L’objectif de cette pratique est d’accumuler l’herbe sur pied, au champ en fin de printemps, grâce à une longue période de repousse. Ce fourrage sera pâturé ensuite à partir de juillet quand la croissance de l’herbe ralentit. Le but est donc d’éviter une récolte et de retarder le plus possible l’ouverture du silo. Au sommaire de notre article :

1. Conditions de réussite

2. Comment pâturer les stocks sur pied ?

3. Avantages et inconvénients

4. Suivi de 8 éleveurs pratiquant le stock d’herbe sur pied en Normandie



Conditions de réussite

    • Disposer d’une surface en herbe totale suffisante : au moins 30 à 35 ares/UGB, voire plus en conditions séchantes.
    • Prévoir environ 10 ares de stocks d’herbe sur pied par vache, pour viser 3 à 4 semaines de pâturage supplémentaire en conditions séchantes.
    • Exploitée dans la deuxième quinzaine de mai en pâturage ou en fauche (pour sectionner les épis), la parcelle est ensuite « débrayée » (retirée du cycle de pâturage) pour constituer un stock sur pied.
    • Attendre au moins 30 à 45 jours avant de le faire pâturer.
    • Avoir une ou des parcelles avec un taux de trèfle élevé (50 à 60%). L’intérêt du trèfle est qu’il conserve une bonne appétence et des valeurs alimentaires correctes, malgré des temps de repousses longs ou un début de dessèchement.
    • A contrario, éviter les parcelles avec des rumex ou chardons qui profiteraient de cette valorisation tardive.
    • Pratiquer idéalement sur des parcelles avec un sol profond, qui conservent un bon potentiel de pousse en début d’été.
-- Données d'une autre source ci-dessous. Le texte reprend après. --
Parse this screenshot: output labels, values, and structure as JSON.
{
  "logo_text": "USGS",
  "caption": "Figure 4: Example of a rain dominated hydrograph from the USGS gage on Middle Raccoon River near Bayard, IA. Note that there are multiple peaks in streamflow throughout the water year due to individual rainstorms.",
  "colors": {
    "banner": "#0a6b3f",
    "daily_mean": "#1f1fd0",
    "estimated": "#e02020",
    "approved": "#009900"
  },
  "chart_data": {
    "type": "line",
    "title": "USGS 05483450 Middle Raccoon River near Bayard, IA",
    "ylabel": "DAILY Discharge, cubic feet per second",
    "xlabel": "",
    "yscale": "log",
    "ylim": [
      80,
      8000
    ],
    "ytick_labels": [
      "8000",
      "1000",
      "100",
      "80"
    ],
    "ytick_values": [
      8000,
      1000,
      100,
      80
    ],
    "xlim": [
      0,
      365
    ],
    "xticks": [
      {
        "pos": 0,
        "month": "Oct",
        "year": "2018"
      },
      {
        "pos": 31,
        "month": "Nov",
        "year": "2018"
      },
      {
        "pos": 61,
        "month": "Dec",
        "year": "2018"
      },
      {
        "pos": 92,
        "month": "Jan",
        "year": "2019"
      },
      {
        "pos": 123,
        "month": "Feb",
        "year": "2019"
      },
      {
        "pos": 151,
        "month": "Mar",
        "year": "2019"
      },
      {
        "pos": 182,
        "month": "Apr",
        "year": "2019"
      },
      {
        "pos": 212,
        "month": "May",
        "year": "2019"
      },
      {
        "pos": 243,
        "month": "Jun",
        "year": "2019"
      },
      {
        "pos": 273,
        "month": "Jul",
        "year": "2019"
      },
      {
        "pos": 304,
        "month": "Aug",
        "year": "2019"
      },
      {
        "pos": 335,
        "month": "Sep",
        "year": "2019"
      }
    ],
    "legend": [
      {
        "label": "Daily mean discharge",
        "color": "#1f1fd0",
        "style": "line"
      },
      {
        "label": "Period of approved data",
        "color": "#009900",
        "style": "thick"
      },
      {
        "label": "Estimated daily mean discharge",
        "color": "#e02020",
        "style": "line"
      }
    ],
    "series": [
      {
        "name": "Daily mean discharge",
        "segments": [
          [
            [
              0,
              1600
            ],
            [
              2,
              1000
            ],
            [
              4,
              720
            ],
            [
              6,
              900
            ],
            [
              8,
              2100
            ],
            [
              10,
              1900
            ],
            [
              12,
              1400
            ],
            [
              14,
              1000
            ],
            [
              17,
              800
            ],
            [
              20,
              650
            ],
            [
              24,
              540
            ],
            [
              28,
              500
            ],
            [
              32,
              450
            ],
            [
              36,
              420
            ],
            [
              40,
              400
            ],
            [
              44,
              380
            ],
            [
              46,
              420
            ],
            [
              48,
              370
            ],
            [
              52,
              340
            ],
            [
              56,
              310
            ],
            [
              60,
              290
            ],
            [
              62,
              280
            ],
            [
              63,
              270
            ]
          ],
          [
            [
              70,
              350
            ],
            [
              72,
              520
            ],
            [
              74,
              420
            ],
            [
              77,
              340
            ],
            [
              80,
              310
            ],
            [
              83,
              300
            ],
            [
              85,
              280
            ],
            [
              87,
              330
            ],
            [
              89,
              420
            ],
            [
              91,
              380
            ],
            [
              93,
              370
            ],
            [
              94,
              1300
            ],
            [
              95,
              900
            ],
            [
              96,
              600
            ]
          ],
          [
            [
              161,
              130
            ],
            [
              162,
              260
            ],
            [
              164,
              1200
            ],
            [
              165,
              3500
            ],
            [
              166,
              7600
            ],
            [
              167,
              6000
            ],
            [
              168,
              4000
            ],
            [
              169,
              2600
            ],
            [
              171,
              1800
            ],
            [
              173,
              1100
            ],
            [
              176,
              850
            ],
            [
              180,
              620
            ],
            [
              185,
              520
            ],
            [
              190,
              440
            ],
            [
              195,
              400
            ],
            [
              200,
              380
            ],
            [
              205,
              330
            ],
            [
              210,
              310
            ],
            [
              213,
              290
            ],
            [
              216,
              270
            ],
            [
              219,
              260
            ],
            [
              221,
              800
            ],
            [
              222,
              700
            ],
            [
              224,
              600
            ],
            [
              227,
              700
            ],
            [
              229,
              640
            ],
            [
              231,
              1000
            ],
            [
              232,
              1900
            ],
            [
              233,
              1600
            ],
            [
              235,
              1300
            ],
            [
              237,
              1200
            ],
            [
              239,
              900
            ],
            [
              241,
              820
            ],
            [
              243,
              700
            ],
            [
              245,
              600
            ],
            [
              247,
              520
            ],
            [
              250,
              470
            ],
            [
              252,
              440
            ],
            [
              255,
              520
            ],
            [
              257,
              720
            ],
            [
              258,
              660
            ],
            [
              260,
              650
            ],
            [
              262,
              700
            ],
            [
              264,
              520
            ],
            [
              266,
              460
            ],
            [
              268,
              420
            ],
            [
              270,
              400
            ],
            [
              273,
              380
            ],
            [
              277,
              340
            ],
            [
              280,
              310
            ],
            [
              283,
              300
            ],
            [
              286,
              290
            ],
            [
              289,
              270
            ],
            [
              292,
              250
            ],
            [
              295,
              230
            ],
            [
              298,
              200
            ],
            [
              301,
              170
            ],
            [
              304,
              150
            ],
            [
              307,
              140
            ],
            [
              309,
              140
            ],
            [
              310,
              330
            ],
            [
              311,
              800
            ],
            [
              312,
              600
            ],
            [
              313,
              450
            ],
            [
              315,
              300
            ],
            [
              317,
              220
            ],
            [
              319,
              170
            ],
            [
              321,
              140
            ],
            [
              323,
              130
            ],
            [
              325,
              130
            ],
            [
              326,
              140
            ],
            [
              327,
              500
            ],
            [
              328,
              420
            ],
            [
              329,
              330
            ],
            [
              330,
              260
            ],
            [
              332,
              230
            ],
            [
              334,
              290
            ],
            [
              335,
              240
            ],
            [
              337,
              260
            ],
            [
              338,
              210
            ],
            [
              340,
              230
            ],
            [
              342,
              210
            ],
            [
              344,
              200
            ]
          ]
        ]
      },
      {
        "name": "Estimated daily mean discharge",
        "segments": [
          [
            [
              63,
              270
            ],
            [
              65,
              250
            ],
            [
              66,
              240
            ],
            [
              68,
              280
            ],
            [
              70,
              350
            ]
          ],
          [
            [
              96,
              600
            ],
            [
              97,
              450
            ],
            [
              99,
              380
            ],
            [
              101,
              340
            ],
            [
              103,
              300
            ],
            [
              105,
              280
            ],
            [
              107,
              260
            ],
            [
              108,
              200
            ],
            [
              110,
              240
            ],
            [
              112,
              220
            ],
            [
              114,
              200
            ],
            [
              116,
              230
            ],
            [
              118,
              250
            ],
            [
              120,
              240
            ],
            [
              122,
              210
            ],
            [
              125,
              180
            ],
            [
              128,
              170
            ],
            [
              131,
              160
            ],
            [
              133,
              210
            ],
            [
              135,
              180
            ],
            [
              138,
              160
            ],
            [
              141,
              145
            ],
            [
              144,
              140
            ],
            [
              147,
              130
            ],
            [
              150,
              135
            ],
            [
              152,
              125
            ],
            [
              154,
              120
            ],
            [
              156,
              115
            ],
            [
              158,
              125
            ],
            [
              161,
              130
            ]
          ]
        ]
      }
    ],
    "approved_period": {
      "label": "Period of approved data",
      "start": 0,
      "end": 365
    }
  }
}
Parcelle de stock d'herbe sur pied avec quelques arbres fourragers (charme, robinier faux-acacia) chez Anthony Gilmas (61) © Théo Perzo

Comment pâturer les stocks sur pied ?

    • Après 35 à 60 jours de repousse.
    • Ne pas dépasser 55-60 jours de temps de repousse en RGA-TB.
    • Pâturer en priorité les prairies avec le moins de trèfles.
    • Au fil avant pour éviter le gaspillage dû à une hauteur d’herbe importante. En revanche, le fil arrière est à proscrire, car les vaches finissent de « nettoyer » la parcelle en revenant sur la partie précédemment pâturée.
    • Pour éviter le gaspillage, il est possible de réaliser un topping avant le pâturage.
    • Les premiers jours, n’hésitez pas à offrir une surface minimale de 0.5 are par vache et par jour pour éviter de limiter la consommation de vos animaux et les chutes éventuelles de production.
    • Éviter de trop raser les prairies sous peine de pénaliser la repousse ultérieure, voire d’endommager irrémédiablement la prairie. Une hauteur moyenne de sortie comprise entre 10 cm et 25 cm est convenable.
    • Habituer petit à petit ses vaches à pâturer dans de l’herbe haute.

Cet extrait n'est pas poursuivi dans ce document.